In [1]:
import numpy as np
import gym
import tqdm
from collections import deque
import random
import matplotlib.pyplot as plt   

import torch 
from torch import nn, optim
import torch.nn.functional as F

In [2]:
debug = True

In [3]:
env = gym.make('CartPole-v0')

In [4]:
config = {
    'agent_params' : {
        'obs_space' : env.observation_space.shape[0],
        'action_space' : env.action_space.n,
        'hidden_dims' : [12, 12],
        'discount_factor' : 1.0,
        'min_exp' : 128,
        'max_exp' : 1024,
        'batch_size' : 128,
        'lr' : 0.02,
        'lr_decay' : 1.0,
        'lr_decay_step' : 1
    },
    'train_params' : {
        'episodes' : 10000,
        'epsilon_decay' : 0.999,
        'epsilon' : 1.0,
        'min_epsilon' : 0.01,
    }
}

In [5]:
class DeepModel(nn.Module):
    def __init__(self, obs_space, hidden_dims, action_space):
        super(DeepModel, self).__init__()
        self.input_layer = nn.Linear(obs_space, hidden_dims[0])
        hidden_layers = []
        for idx, h_dim in enumerate(hidden_dims[:-1]):
            hidden_layers.append(nn.Linear(h_dim, hidden_dims[idx + 1]))
            hidden_layers.append(nn.ReLU())
        self.hidden_layers = nn.Sequential(*hidden_layers)
        self.output_layer = nn.Linear(hidden_dims[-1], action_space)
    
    def forward(self, xb):
        h = self.input_layer(xb)
        h = self.hidden_layers(h)
        out = self.output_layer(h)
        return out

if debug:
    model = DeepModel(env.observation_space.shape[0], [32,32], env.action_space.n)
    preds = model(torch.atleast_2d(torch.tensor(env.observation_space.sample())))
    print(preds)


tensor([[-1.2698e+37,  9.1889e+36]], grad_fn=<AddmmBackward>)


In [6]:
class DQN:
    def __init__(self, obs_space, action_space, hidden_dims, discount_factor, min_exp, max_exp, batch_size, lr, lr_decay, lr_decay_step):
        self.action_space = action_space
        self.discount_factor = discount_factor
        self.min_exp = min_exp
        self.batch_size = batch_size
        self.lr = lr
        self.lr_decay = lr_decay
        self.lr_decay_step = lr_decay_step
        self.model = DeepModel(obs_space, hidden_dims, action_space)
        self.optimizer = optim.Adam(model.parameters(), lr)
        self.scheduler = optim.lr_scheduler.StepLR(self.optimizer, lr_decay_step, gamma=lr_decay)
        self.experience = {
            's' : deque(maxlen=max_exp),
            'a' : deque(maxlen=max_exp),
            'r' : deque(maxlen=max_exp),
            's2' : deque(maxlen=max_exp),
            'done' : deque(maxlen=max_exp)
        }
    
    def predict(self, inputs):
        with torch.no_grad():
            return self.model(torch.tensor(np.atleast_2d(inputs.astype('float32'))))

    def train(self):
        if len(self.experience['s']) < max(self.min_exp, self.batch_size):
            return

        ids = np.random.randint(0, len(self.experience['s']), self.batch_size)

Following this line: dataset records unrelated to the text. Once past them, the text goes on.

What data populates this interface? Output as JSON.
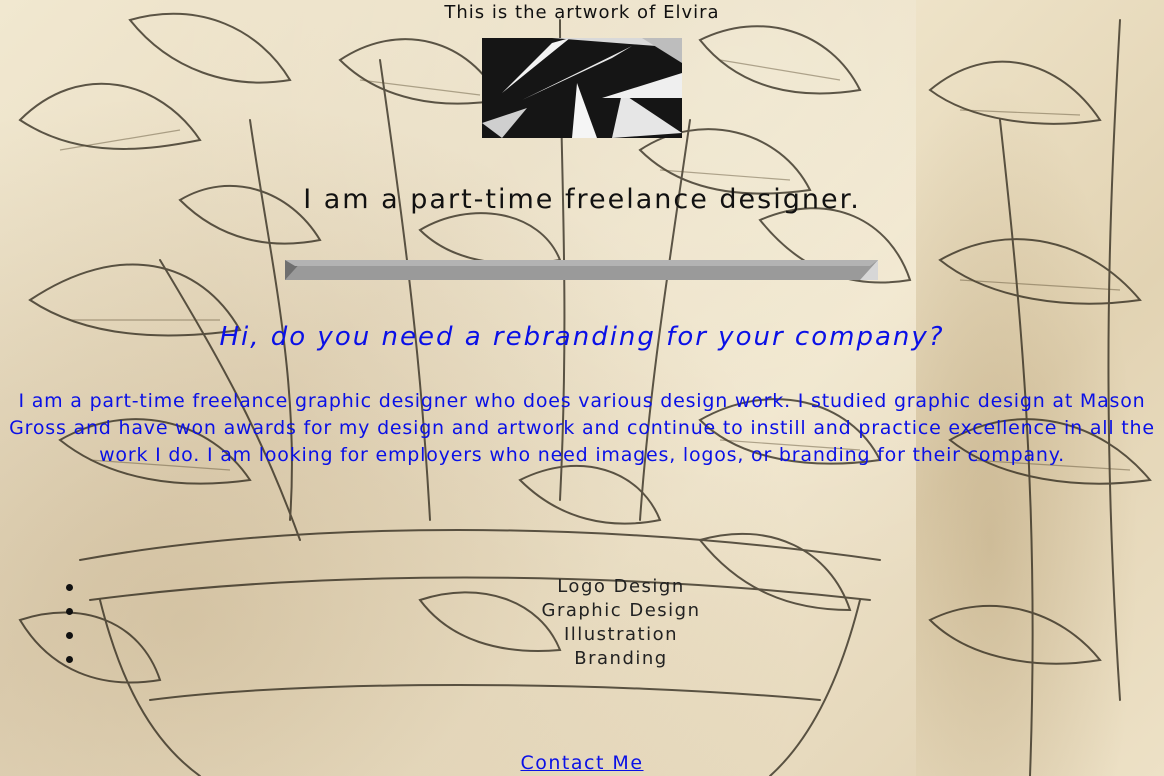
{
  "header": {
    "title": "This is the artwork of Elvira"
  },
  "hero": {
    "tagline": "I am a part-time freelance designer."
  },
  "about": {
    "heading": "Hi, do you need a rebranding for your company?",
    "body": "I am a part-time freelance graphic designer who does various design work. I studied graphic design at Mason Gross and have won awards for my design and artwork and continue to instill and practice excellence in all the work I do. I am looking for employers who need images, logos, or branding for their company."
  },
  "services": [
    "Logo Design",
    "Graphic Design",
    "Illustration",
    "Branding"
  ],
  "footer": {
    "contact_label": "Contact Me"
  },
  "colors": {
    "link": "#0a10e6",
    "text": "#111111",
    "background": "#eadfc6"
  }
}
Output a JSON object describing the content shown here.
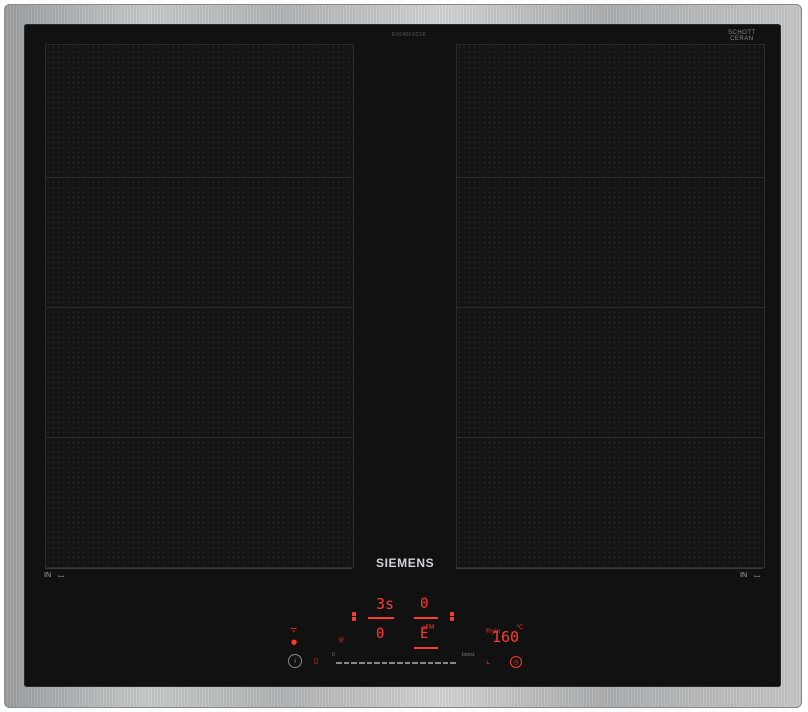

        states = np.asarray([self.experience['s'][i] for i in ids])
        actions = np.asarray([self.experience['a'][i] for i in ids])
        rewards = np.asarray([self.experience['r'][i] for i in ids])
        states_next = np.asarray([self.experience['s2'][i] for i in ids])
        dones = np.asarray([self.experience['done'][i] for i in ids])

        actual_values = self.predict(states).detach().cpu().numpy()
        next_values = self.predict(states_next).detach().cpu().numpy()
        for idx, d in enumerate(dones):
            actual_values[idx][actions[idx]] = rewards[idx]
            if d:
                actual_values[idx][actions[idx]] += self.discount_factor * np.max(next_values[idx])
        
        model.train()
        rewards = self.model(torch.FloatTensor(states))
        loss = F.mse_loss(rewards, torch.FloatTensor(actual_values))
        self.optimizer.zero_grad()
        loss.backward()
        self.optimizer.step()            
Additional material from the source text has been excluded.